Minha maior preocupação era com as crianças. Porque os adultos, bem ou mal, escolhem estar ou não presentes. Acho que eles gostaram muito de a luta deles ficar registrada. Sinto muito isso com a Abuelita, “nossa, que bom que agora você filmou isso e todo mundo vai querer saber que querem expulsar a gente de lá.” Mas com as crianças eu ficava preocupada. Pensava: “poxa, a gente vai, e essas crianças vão ficar, como será a vida delas?” Então a gente contratou uma psicóloga que continua cuidando deles. E pessoas da equipe seguem em contato.

A gente fez o mínimo que podia fazer, não sei o que mais dava para fazer pra cuidar… e aí eu volto à questão de olhar. Eu jamais filmo o outro de uma maneira que eu não gostaria de ser filmada. Sei lá, às vezes você vê e estão filmando o pé da pessoa, machucado. Aqueles filmes que exploram a pobreza. Eu estou sempre tentando me colocar no lugar do outro, e aí vem a questão da dignidade. São pessoas que, por mais que estejam numa situação de poucos recursos, estão ali com a melhor roupa possível, super arrumadas, o cabelo arrumadinho para ir à escola. Às vezes não tem o que comer, mas o cabelo está arrumadinho para ir à escola.

 

E o desafio de lidar com os atores não-profissionais? Como você se posicionou no processo de preparação?

Então, eu vim do teatro, né? E sinto muita falta disso. Até falei que no próximo filme eu quero ensaiar, fazer todos esses jogos, essas cenas que a gente cria, essas improvisações…. E depois voltar pro roteiro, porque surgem muitas cenas nesses jogos. É um processo em que eu gosto de estar junto o tempo inteiro.

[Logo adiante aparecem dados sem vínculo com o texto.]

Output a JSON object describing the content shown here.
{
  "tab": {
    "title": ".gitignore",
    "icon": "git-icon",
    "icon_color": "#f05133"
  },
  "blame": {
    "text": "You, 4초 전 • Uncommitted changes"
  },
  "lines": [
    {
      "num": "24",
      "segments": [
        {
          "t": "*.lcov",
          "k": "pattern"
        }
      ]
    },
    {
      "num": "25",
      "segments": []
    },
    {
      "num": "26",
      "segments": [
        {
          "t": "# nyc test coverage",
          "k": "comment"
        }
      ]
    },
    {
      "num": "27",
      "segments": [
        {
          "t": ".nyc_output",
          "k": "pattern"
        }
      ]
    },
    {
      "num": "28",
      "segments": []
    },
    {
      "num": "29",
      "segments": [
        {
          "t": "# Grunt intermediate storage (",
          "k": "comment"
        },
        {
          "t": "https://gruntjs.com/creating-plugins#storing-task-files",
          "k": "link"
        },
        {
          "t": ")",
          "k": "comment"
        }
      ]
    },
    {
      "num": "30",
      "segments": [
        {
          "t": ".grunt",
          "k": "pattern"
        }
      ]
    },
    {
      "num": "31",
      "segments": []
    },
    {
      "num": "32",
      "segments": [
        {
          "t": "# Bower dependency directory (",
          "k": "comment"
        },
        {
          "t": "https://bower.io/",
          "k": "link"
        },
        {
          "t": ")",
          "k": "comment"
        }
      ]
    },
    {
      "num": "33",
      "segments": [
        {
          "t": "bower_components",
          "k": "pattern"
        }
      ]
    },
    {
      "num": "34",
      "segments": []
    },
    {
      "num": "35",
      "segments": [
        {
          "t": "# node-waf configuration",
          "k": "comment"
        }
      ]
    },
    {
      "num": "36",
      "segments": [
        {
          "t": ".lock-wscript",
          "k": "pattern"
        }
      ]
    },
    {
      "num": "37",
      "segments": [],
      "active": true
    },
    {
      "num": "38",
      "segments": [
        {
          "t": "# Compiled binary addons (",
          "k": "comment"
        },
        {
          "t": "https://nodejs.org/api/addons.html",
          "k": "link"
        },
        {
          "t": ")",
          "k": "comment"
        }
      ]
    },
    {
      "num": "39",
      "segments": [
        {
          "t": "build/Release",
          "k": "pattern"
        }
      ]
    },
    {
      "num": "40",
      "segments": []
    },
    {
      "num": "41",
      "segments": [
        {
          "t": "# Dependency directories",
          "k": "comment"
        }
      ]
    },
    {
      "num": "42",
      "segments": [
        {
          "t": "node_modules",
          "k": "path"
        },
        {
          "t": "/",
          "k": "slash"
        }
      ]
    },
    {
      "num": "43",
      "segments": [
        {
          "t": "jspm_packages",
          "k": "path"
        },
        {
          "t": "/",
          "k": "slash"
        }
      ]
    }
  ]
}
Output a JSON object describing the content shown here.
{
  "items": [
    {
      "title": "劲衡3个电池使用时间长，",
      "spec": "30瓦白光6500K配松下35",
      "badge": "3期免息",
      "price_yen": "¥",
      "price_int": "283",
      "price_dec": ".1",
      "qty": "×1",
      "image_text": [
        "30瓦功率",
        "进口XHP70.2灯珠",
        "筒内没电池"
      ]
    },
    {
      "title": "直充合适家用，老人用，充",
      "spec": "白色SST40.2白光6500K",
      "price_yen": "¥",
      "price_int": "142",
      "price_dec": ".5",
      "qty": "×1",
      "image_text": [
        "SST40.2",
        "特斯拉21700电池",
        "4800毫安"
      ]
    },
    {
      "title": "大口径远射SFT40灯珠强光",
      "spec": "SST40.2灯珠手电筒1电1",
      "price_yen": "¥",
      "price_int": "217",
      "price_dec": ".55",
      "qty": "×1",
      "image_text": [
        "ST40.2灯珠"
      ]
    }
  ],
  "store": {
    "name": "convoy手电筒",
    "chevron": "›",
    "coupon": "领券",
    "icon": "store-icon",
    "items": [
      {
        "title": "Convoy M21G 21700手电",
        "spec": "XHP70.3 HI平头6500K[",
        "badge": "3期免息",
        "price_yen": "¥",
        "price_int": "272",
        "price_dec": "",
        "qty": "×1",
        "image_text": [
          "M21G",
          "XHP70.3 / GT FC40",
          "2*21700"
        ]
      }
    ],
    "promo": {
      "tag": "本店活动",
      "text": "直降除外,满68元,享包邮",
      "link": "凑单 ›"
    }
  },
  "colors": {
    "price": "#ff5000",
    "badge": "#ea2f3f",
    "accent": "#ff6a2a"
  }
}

Ao mesmo tempo é muito bom você ter um interlocutor, não ser eu que estou conduzindo. Estou participando, estou ali trocando, mas tem um interlocutor ali fazendo, buscando construir um corpo coletivo entre aquelas pessoas com experiências diferentes. Muitas vezes os não-atores dão aquele show e os atores profissionais ficam parecendo uns canastrões. Tem muito de achar um equilíbrio entre esses tons.

Mas pra mim a vida vem antes da arte, então eu não aceitaria nunca uma coisa que fosse violentar de qualquer maneira qualquer pessoa. E eu sei de processos bem violentos. Acho que não precisa, conseguimos conduzir a pessoa àquela emoção, que é muito real na tela, que funciona, e é tudo pelo amor, não pela dor.

A importância do processo com os não-atores era ensinar a entrar e sair daquela emoção. Porque eu sabia que iria conduzir a criança para umas emoções mais profundas, de dor. Tipo: “Seu pai morreu e você acabou de ver ele!” Se eu falar isso, a criança não vai entrar nesse registro, então criamos a cena do pai morto, criamos a cena do primeiro aniversário, criamos várias cenas para eles conseguirem ter essa memória muito viva. Aí quando entrávamos numa emoção que era muito profunda, no “corta” eu já sabia que tinha que entrar uma música para eles dançarem, a gente se abraçar e aplaudir, para eles verem que era um jogo e saírem dessa emoção. Eles tinham esse poder de sair. É tipo um “pode ir que a gente está aqui para te puxar de volta.” E ainda bem que o filme estava bem decupado, porque em todos os planos eu filmava as crianças primeiro e depois ficava com os adultos. Tinha essa prioridade, para não desgastá-los muito.

 

Falando nessa decupagem bem definida, havia alguma liberdade em termos de movimentação dos atores no quadro, ou era algo mais rígido?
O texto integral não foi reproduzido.